Mileva Maric was a brilliant, disciplined student. Unlike Einstein, she actually attended class, took notes, studied all night. Her roommates, other female Eastern European students who also lived at 50 Pattenstrasse, reported that her light would go out briefly for about an hour in the early morning before she got up to attend her lectures. Yet, after she and Einstein got cozy, she followed him to the coffee house where they read the new physicists whom Einstein deemed should be being taught at the Polytechnic. What then, did her father say to her in the letter, now lost, which he sent after she failed her final exams and was not granted her degree? He had been her champion, the one who, when women were not admitted to classes in math and physics in any Serbian gymnasium (high school), pulled all the strings to enable her to be the first woman ever to sit with the boys and learn math and physics.

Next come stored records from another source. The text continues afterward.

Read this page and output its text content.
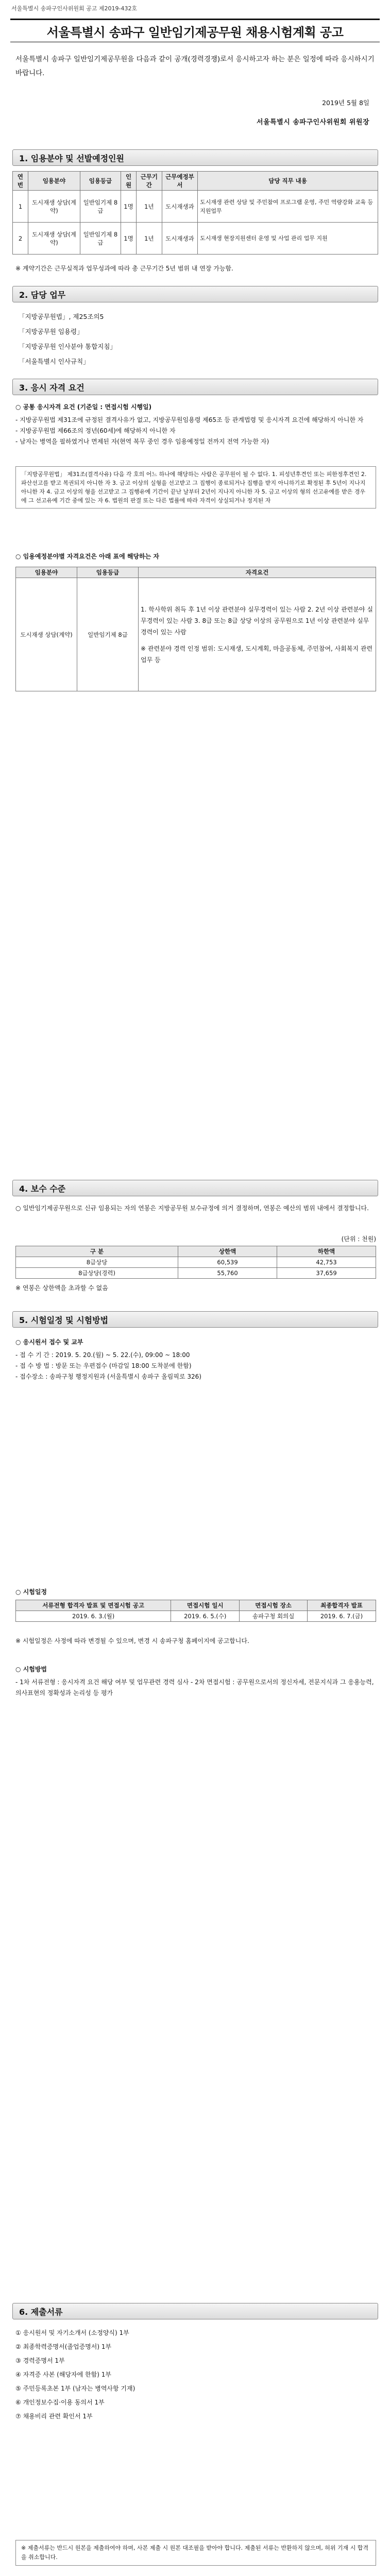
서울특별시 송파구인사위원회 공고 제2019-432호
서울특별시 송파구 일반임기제공무원 채용시험계획 공고
서울특별시 송파구 일반임기제공무원을 다음과 같이 공개(경력경쟁)로서 응시하고자 하는 분은 일정에 따라 응시하시기 바랍니다.
2019년 5월 8일
서울특별시 송파구인사위원회 위원장
1. 임용분야 및 선발예정인원
연번	임용분야	임용등급	인원	근무기간	근무예정부서	담당 직무 내용
1	도시재생 상담(계약)	일반임기제 8급	1명	1년	도시재생과	도시재생 관련 상담 및 주민참여 프로그램 운영, 주민 역량강화 교육 등 지원업무
2	도시재생 상담(계약)	일반임기제 8급	1명	1년	도시재생과	도시재생 현장지원센터 운영 및 사업 관리 업무 지원
※ 계약기간은 근무실적과 업무성과에 따라 총 근무기간 5년 범위 내 연장 가능함.
2. 담당 업무
「지방공무원법」, 제25조의5
「지방공무원 임용령」
「지방공무원 인사분야 통합지침」
「서울특별시 인사규칙」
3. 응시 자격 요건
○ 공통 응시자격 요건 (기준일 : 면접시험 시행일)
- 지방공무원법 제31조에 규정된 결격사유가 없고, 지방공무원임용령 제65조 등 관계법령 및 응시자격 요건에 해당하지 아니한 자
- 지방공무원법 제66조의 정년(60세)에 해당하지 아니한 자
- 남자는 병역을 필하였거나 면제된 자(현역 복무 중인 경우 임용예정일 전까지 전역 가능한 자)
「지방공무원법」 제31조(결격사유) 다음 각 호의 어느 하나에 해당하는 사람은 공무원이 될 수 없다. 1. 피성년후견인 또는 피한정후견인 2. 파산선고를 받고 복권되지 아니한 자 3. 금고 이상의 실형을 선고받고 그 집행이 종료되거나 집행을 받지 아니하기로 확정된 후 5년이 지나지 아니한 자 4. 금고 이상의 형을 선고받고 그 집행유예 기간이 끝난 날부터 2년이 지나지 아니한 자 5. 금고 이상의 형의 선고유예를 받은 경우에 그 선고유예 기간 중에 있는 자 6. 법원의 판결 또는 다른 법률에 따라 자격이 상실되거나 정지된 자
○ 임용예정분야별 자격요건은 아래 표에 해당하는 자
임용분야	임용등급	자격요건
도시재생 상담(계약)	일반임기제 8급	1. 학사학위 취득 후 1년 이상 관련분야 실무경력이 있는 사람 2. 2년 이상 관련분야 실무경력이 있는 사람 3. 8급 또는 8급 상당 이상의 공무원으로 1년 이상 관련분야 실무경력이 있는 사람
※ 관련분야 경력 인정 범위: 도시재생, 도시계획, 마을공동체, 주민참여, 사회복지 관련 업무 등
4. 보수 수준
○ 일반임기제공무원으로 신규 임용되는 자의 연봉은 지방공무원 보수규정에 의거 결정하며, 연봉은 예산의 범위 내에서 결정합니다.
(단위 : 천원)
구 분	상한액	하한액
8급상당	60,539	42,753
8급상당(경력)	55,760	37,659
※ 연봉은 상한액을 초과할 수 없음
5. 시험일정 및 시험방법
○ 응시원서 접수 및 교부
- 접 수 기 간 : 2019. 5. 20.(월) ~ 5. 22.(수), 09:00 ~ 18:00
- 접 수 방 법 : 방문 또는 우편접수 (마감일 18:00 도착분에 한함)
- 접수장소 : 송파구청 행정지원과 (서울특별시 송파구 올림픽로 326)
○ 시험일정
서류전형 합격자 발표 및 면접시험 공고	면접시험 일시	면접시험 장소	최종합격자 발표
2019. 6. 3.(월)	2019. 6. 5.(수)	송파구청 회의실	2019. 6. 7.(금)
※ 시험일정은 사정에 따라 변경될 수 있으며, 변경 시 송파구청 홈페이지에 공고합니다.
○ 시험방법
- 1차 서류전형 : 응시자격 요건 해당 여부 및 업무관련 경력 심사 - 2차 면접시험 : 공무원으로서의 정신자세, 전문지식과 그 응용능력, 의사표현의 정확성과 논리성 등 평가
6. 제출서류
① 응시원서 및 자기소개서 (소정양식) 1부
② 최종학력증명서(졸업증명서) 1부
③ 경력증명서 1부
④ 자격증 사본 (해당자에 한함) 1부
⑤ 주민등록초본 1부 (남자는 병역사항 기재)
⑥ 개인정보수집·이용 동의서 1부
⑦ 채용비리 관련 확인서 1부
※ 제출서류는 반드시 원본을 제출하여야 하며, 사본 제출 시 원본 대조필을 받아야 합니다. 제출된 서류는 반환하지 않으며, 허위 기재 시 합격을 취소합니다.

We know that her response to the letter was extreme depression–an early episode of a malady she was later to suffer–for she wrote to Einstein:
I received a letter from home today that has made me lose all desire, not only for having fun, but for life itself. Im going to lock myself up and work hard, because it seems I can have nothing without being punished.
We also know that her father opposed her relationship to Einstein. If you were the parent of such a young woman, would you say? Now imagine it’s 1901, you are a retired army officer and work in the Serbian justice system.